I will never be your muse,
You’ll never be my poetry.

Here we are again,
with these broken brushes
and inkless pens
to paint this canvas
that’s already sketched.

You look at me,
knowing just how hollow I am,
carrying the burden of this diary
full of miseries and rants.

You dip your fingers in the colour;
You run them on my back. 
As you touch my skin,
the wounds go grey.
I feel serene,
I feel scared.

You sigh in pain,
these endless pricks I carry
now have the burden of your blood.

I take a step back.
You hold my hand,
With all that blood
You still want to kiss my forehead.

Your eyes paint me with love
I am still terrified
but I choose to stay still and look at you,
as irony writes itself tonight.

‘Brave are those who are not afraid of falling in love.’ Well I clearly didn’t fall in that line and so when life put me in a place where I found myself getting attracted to someone, I was scared.

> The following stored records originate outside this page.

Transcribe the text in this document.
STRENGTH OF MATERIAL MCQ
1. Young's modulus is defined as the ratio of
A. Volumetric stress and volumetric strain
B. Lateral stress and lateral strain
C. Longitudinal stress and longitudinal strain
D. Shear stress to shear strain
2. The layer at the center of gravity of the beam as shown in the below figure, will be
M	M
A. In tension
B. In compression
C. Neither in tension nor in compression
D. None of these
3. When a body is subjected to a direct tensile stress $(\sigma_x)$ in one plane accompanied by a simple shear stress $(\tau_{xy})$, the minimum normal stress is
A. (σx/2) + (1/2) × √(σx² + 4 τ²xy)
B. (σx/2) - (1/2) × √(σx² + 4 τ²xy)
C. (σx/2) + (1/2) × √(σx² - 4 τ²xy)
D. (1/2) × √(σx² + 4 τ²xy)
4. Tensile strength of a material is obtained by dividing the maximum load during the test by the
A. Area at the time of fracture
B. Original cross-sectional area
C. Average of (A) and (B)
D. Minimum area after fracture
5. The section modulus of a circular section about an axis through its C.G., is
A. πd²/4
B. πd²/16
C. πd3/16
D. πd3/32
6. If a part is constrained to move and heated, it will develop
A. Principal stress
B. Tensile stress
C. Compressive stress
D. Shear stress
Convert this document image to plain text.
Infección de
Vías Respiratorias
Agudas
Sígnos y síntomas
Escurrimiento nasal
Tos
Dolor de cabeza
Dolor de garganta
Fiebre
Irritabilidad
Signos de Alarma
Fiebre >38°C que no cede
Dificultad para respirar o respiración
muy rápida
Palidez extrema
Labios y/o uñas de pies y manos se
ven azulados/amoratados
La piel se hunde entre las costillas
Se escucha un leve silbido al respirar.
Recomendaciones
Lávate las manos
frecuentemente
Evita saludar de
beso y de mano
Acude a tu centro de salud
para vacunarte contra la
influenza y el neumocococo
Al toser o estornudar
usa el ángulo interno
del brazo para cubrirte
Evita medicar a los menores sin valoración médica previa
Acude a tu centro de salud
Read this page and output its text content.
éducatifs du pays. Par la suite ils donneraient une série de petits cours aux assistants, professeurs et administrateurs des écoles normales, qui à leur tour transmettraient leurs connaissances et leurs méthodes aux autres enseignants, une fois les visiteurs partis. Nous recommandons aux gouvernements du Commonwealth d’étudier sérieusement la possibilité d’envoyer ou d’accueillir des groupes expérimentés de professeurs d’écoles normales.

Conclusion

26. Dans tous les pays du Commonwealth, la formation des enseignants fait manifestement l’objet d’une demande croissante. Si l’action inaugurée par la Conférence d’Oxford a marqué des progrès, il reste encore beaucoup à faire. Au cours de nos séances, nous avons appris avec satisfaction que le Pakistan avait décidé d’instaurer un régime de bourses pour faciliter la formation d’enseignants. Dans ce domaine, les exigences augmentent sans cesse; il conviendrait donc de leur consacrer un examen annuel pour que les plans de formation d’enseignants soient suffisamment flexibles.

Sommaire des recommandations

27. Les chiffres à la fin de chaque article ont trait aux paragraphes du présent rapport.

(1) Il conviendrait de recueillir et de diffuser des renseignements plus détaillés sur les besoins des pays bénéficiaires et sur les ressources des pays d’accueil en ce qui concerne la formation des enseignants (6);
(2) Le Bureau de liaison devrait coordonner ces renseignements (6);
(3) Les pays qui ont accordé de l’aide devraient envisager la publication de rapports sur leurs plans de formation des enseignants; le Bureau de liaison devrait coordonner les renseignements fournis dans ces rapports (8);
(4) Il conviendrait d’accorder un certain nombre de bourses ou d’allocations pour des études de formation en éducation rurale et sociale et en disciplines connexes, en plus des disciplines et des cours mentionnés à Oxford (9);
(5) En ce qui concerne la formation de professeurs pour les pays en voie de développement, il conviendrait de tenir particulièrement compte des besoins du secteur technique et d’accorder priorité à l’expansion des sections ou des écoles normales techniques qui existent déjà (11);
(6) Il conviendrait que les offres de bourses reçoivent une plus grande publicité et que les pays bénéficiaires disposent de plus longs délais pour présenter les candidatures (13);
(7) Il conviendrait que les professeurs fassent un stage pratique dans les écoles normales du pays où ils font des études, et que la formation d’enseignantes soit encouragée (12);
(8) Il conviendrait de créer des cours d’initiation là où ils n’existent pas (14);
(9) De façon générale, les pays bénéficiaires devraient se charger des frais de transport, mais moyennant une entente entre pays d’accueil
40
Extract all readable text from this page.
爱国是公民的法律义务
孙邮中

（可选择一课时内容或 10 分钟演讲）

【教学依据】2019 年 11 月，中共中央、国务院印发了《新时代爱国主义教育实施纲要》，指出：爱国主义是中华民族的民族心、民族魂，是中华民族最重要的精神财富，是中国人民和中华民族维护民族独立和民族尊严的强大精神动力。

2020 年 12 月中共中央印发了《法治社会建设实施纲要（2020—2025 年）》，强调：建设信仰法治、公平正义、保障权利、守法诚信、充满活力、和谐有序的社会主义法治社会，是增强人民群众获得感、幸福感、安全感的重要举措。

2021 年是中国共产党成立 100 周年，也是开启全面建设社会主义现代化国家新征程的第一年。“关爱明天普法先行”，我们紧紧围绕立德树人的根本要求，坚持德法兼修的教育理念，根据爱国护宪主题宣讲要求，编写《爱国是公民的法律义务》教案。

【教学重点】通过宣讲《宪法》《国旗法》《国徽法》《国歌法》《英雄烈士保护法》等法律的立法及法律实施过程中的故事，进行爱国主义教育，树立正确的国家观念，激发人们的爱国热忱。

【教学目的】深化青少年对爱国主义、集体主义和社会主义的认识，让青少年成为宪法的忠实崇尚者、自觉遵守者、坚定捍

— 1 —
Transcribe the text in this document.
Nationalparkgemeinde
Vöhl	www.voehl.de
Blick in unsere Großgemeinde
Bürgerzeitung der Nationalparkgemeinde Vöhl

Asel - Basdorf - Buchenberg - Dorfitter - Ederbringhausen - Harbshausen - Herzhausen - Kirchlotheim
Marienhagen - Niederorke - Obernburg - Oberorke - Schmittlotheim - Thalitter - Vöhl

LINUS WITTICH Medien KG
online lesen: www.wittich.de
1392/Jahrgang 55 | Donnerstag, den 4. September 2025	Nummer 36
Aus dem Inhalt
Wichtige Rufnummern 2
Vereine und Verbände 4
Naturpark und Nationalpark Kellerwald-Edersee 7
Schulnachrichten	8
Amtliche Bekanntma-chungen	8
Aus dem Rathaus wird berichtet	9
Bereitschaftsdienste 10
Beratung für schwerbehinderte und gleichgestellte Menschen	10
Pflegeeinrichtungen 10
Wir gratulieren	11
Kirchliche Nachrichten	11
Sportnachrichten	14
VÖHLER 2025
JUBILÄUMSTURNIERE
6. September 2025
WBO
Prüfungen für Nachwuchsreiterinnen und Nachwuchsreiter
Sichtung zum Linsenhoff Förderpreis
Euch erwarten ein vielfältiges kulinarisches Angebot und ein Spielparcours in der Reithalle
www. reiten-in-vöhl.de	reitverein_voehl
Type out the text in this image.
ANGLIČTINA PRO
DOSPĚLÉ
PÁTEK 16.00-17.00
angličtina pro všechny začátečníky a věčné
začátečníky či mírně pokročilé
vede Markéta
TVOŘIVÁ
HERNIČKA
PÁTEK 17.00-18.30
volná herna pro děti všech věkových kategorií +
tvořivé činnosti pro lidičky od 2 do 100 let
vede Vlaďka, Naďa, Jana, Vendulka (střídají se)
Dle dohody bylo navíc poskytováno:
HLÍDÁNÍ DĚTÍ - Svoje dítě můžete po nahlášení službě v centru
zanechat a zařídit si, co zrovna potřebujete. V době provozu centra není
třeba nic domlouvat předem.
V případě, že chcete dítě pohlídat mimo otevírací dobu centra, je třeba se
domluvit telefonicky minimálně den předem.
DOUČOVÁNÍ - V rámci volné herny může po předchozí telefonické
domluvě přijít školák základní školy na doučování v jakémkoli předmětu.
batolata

I was a mess, in no control of my life or my emotions. I was deep in a place where I found it difficult to love myself and so I had no reason to put someone else through the bitter experience of loving me.

This poem was a result of a conflict within, where I was trying to stop myself with all my might but also had a craving to experience what they call the most beautiful feeling in the world.

Like most, I was also wondering about someone who would put all these worries at rest and would love me even on the days when I cannot love myself.